30 de outubro de 2014

Crimes e cuspidelas


Cuspimos muitas vezes nas ruas. Cuspimos algumas vezes no prato em que comemos. Mas quando a cuspidela é uma tentativa parva de fazer humor, ninguém convoca a dessacralização montypythoniana dos poderes, ninguém admite o humor corrosivo de Yes, Prime Minister, todos nos tornamos virgens ofendidas - e o país tem de se ofender em uníssono sob pena de lesa pátria. Tresanda a mau desodorizante: xenófobo e parvo. Quais cães pavlovianos a salivarem com o mau humor, frases parvas ou perfis falsos. Não param para pensar porque a palermice não tem travões e logo é melhor soltar o odor fétido da xenofobia e do racismo. (E podia ser com suecos por causa de um anúncio de uma cola qualquer.)

Claro que me vão cuspir na cara que não é assim: eu até tenho amigos brasucas, mas eles são preguiçosos ou só comem novelas e até escolhem a Dilma, numa clássica variação em que os brasucas podem ser substituídos por pretos, chinocas, homossexuais - e por aí fora. Um mimo de tolerância, todos diferentes, nada iguais. 

Haja paciência. A diatribe, esta minha, não é cuspida. Porque a jactância só é própria de quem, sob a capa de um episódio banal de um comentário (por acaso de um perfil falso) parvo, resolve incendiar redes sociais numa mal disfarçada xenofobia: sim, Luana, 38 anos, brasileira de São Paulo, não foi atacada por colar os portugueses à derrota de Aécio, numa frase mais desajeitada que qualquer discurso de Passos Coelho.

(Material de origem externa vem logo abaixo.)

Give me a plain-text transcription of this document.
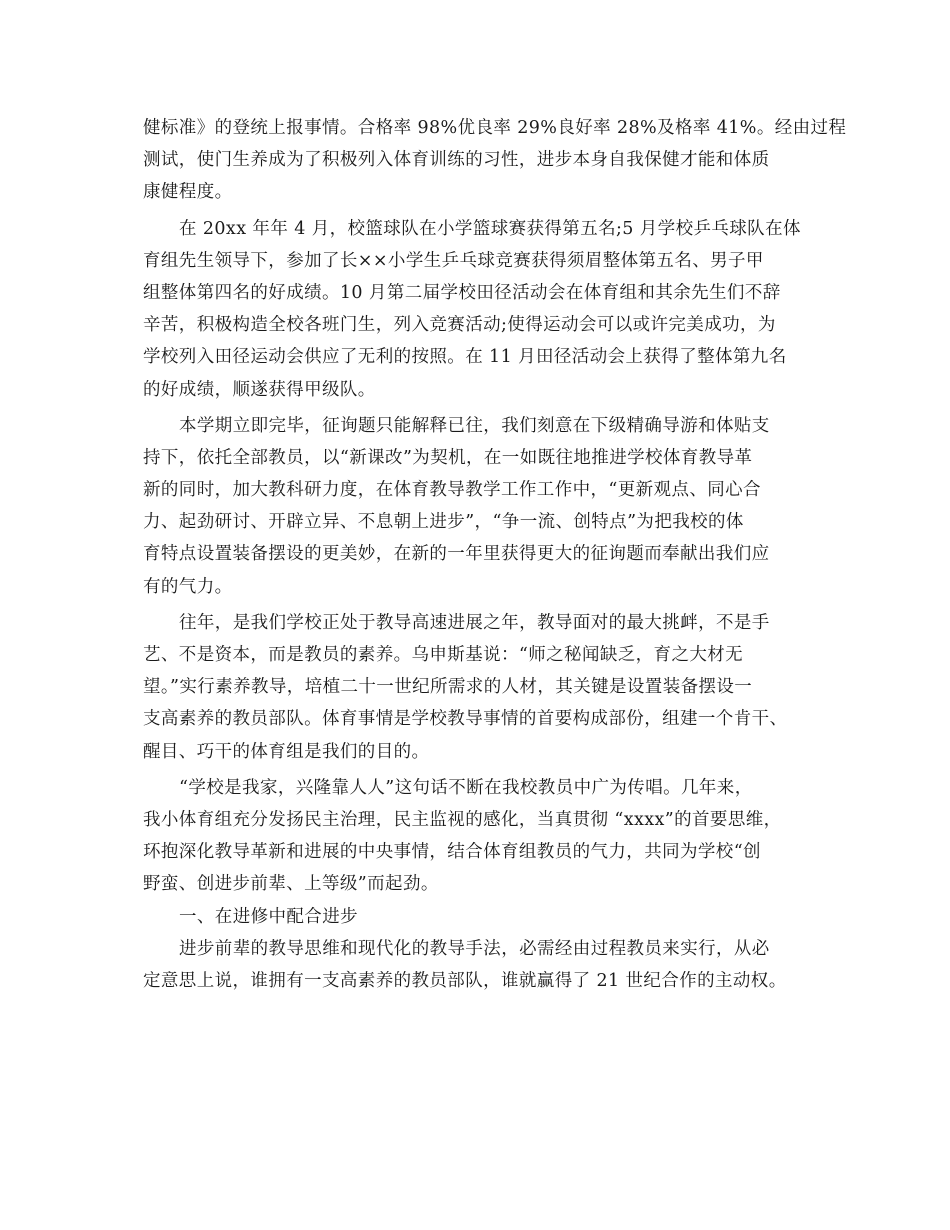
健标准》的登统上报事情。合格率 98%优良率 29%良好率 28%及格率 41%。经由过程
测试，使门生养成为了积极列入体育训练的习性，进步本身自我保健才能和体质
康健程度。
在 20xx 年年 4 月，校篮球队在小学篮球赛获得第五名;5 月学校乒乓球队在体
育组先生领导下，参加了长××小学生乒乓球竞赛获得须眉整体第五名、男子甲
组整体第四名的好成绩。10 月第二届学校田径活动会在体育组和其余先生们不辞
辛苦，积极构造全校各班门生，列入竞赛活动;使得运动会可以或许完美成功，为
学校列入田径运动会供应了无利的按照。在 11 月田径活动会上获得了整体第九名
的好成绩，顺遂获得甲级队。
本学期立即完毕，征询题只能解释已往，我们刻意在下级精确导游和体贴支
持下，依托全部教员，以“新课改”为契机，在一如既往地推进学校体育教导革
新的同时，加大教科研力度，在体育教导教学工作工作中，“更新观点、同心合
力、起劲研讨、开辟立异、不息朝上进步”，“争一流、创特点”为把我校的体
育特点设置装备摆设的更美妙，在新的一年里获得更大的征询题而奉献出我们应
有的气力。
往年，是我们学校正处于教导高速进展之年，教导面对的最大挑衅，不是手
艺、不是资本，而是教员的素养。乌申斯基说：“师之秘闻缺乏，育之大材无
望。”实行素养教导，培植二十一世纪所需求的人材，其关键是设置装备摆设一
支高素养的教员部队。体育事情是学校教导事情的首要构成部份，组建一个肯干、
醒目、巧干的体育组是我们的目的。
“学校是我家，兴隆靠人人”这句话不断在我校教员中广为传唱。几年来，
我小体育组充分发扬民主治理，民主监视的感化，当真贯彻 “xxxx”的首要思维，
环抱深化教导革新和进展的中央事情，结合体育组教员的气力，共同为学校“创
野蛮、创进步前辈、上等级”而起劲。
一、在进修中配合进步
进步前辈的教导思维和现代化的教导手法，必需经由过程教员来实行，从必
定意思上说，谁拥有一支高素养的教员部队，谁就赢得了 21 世纪合作的主动权。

Luana foi linchada por ser brasuca, atriz de novela, de um país que só vive futebol, favelas e forró, quando é tão pobre. Como Maitê, 56 anos, também brasileira de São Paulo, tinha sido atropelada pela cuspidela sem graça na fonte dos Jerónimos.

Eu prefiro ir à fonte. Luana é a prova de que Deus é brasileiro, como já tínhamos aqui contado uma vez. Como Maitê. Escusam de cuspir. Admirem, tão-só.